Some, like Winston Gayle, have set up donation points for food and clothes: Winston’s is in a friend's lock-up next door to his Caribbean takeaway on Soho Hill, ready to send to Jamaica. But he will also be going out personally in January to distribute 250 aid packs to hurricane victims. “I'm trying to deal with it myself. I want to manage it and do it,” he explains. Winston’s partner Daniah had started making a poster for an appeal while the hurricane was raging. "When customers come in, we make it our duty to ask for a small donation," Daniah says.

Paying the highest price?

Many of us have been trying to make sense of the climate crisis and have felt a growing dread knowing this hurricane was stronger than anything Jamaica had seen in living memory.

In her book It’s Not That Radical: Climate Action to Transform Our World, British-Jamaican climate author Mikaela Loach reminds us that storms like Melissa are not freak accidents. Fossil fuel companies predicted the impact of emissions on tropical countries decades ago.
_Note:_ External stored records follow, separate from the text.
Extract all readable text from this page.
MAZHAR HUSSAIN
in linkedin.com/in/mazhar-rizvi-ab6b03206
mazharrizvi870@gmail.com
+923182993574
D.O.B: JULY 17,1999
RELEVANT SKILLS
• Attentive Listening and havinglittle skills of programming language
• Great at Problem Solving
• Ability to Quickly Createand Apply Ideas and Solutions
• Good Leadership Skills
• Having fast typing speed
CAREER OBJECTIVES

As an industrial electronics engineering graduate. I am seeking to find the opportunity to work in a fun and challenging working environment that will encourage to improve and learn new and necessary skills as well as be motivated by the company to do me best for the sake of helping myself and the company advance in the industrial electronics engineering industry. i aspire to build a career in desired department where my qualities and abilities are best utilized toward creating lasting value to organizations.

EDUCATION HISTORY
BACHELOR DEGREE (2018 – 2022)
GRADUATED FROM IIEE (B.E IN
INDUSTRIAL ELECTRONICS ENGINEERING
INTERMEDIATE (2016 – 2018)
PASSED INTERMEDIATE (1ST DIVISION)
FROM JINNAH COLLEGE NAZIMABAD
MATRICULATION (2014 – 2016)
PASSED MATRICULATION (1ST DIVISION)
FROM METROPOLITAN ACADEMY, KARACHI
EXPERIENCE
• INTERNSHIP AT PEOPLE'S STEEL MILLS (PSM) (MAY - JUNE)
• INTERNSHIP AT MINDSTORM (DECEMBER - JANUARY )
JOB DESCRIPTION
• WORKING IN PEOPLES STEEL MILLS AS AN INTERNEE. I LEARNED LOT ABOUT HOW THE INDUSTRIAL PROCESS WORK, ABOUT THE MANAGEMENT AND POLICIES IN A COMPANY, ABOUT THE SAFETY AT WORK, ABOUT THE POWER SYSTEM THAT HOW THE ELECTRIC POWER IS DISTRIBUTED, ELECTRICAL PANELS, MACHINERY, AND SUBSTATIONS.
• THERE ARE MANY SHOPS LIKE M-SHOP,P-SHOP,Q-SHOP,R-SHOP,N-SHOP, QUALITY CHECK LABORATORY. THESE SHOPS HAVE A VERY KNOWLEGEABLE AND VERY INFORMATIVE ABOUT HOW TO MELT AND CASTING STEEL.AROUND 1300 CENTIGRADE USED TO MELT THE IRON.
Jamaica did not cause this crisis, yet Jamaicans and other Caribbean people are now paying the highest price. Loach has been vocal about this in interviews following the storm, stating that hurricanes should be renamed after oil company CEOs so the destruction is attributed to those who fuel it.

Warwick University-based Senior Campaigner at War not Want, Dr Leon Sealey-Huggins, currently like Loach at the COP summit, told us “There’s unequivocal evidence that storms are becoming more intense as the climate warms." He adds: “Intensity doesn't necessarily entail greater harm. The reason it is more impactful is if resources to provide shelter and support aren't available - because of Caribbean countries' position near the bottom of the hierarchy in terms of economy.

“Wi likkle but wi tallawah!”

The storm isn’t over — not for Jamaica, nor for the diaspora in Birmingham. The impact of Hurricane Melissa has sparked a powerful response and opened a deeper conversation about what it means to be Jamaican in Birmingham. Our parents and grandparents built a community in this city out of necessity, and we need to rethink what “community” looks like across generations, across the global diaspora and across the climate crisis. In the light of recent racially motivated attacks, the collective effort has felt particularly powerful.

Dr Sealey-Huggings notes admiringly how “communities of the diaspora routinely send money and support communities back home that way, irrespective of any disaster.” On a hot topic at COP, he says, “the campaign for climate reparations managed to secure a loss and damage fund a few years ago. But there's a few million in it - Jamaica needs at least $7 billion to recover from Melissa.” 

Carol Hodgson fears people are quickly forgetting about Jamaica as attention has now shifted to Typhoon Fung-wong in the Philippines and other events. The UK could acknowledge what it owes to Jamaicans in their hour of need, she says. “With the Windrush generation, we brought so much to England.”

This is our story of survival, solidarity, and the ongoing fight for justice in the face of multiple crises in Birmingham and back home. The Jamaican spirit of “Wi likkle but wi tallawah” — small but mighty — remains our guide. The question now is not only how we rebuild Jamaica, but how we rebuild a visible community here in Birmingham, keeping these bonds strong, beyond the storm. “Six-time fall, seven you rise,” says Jamaican-American musician Tarrus Riley in his song, “Proverbs.” We have to stay persistent, in these hard times.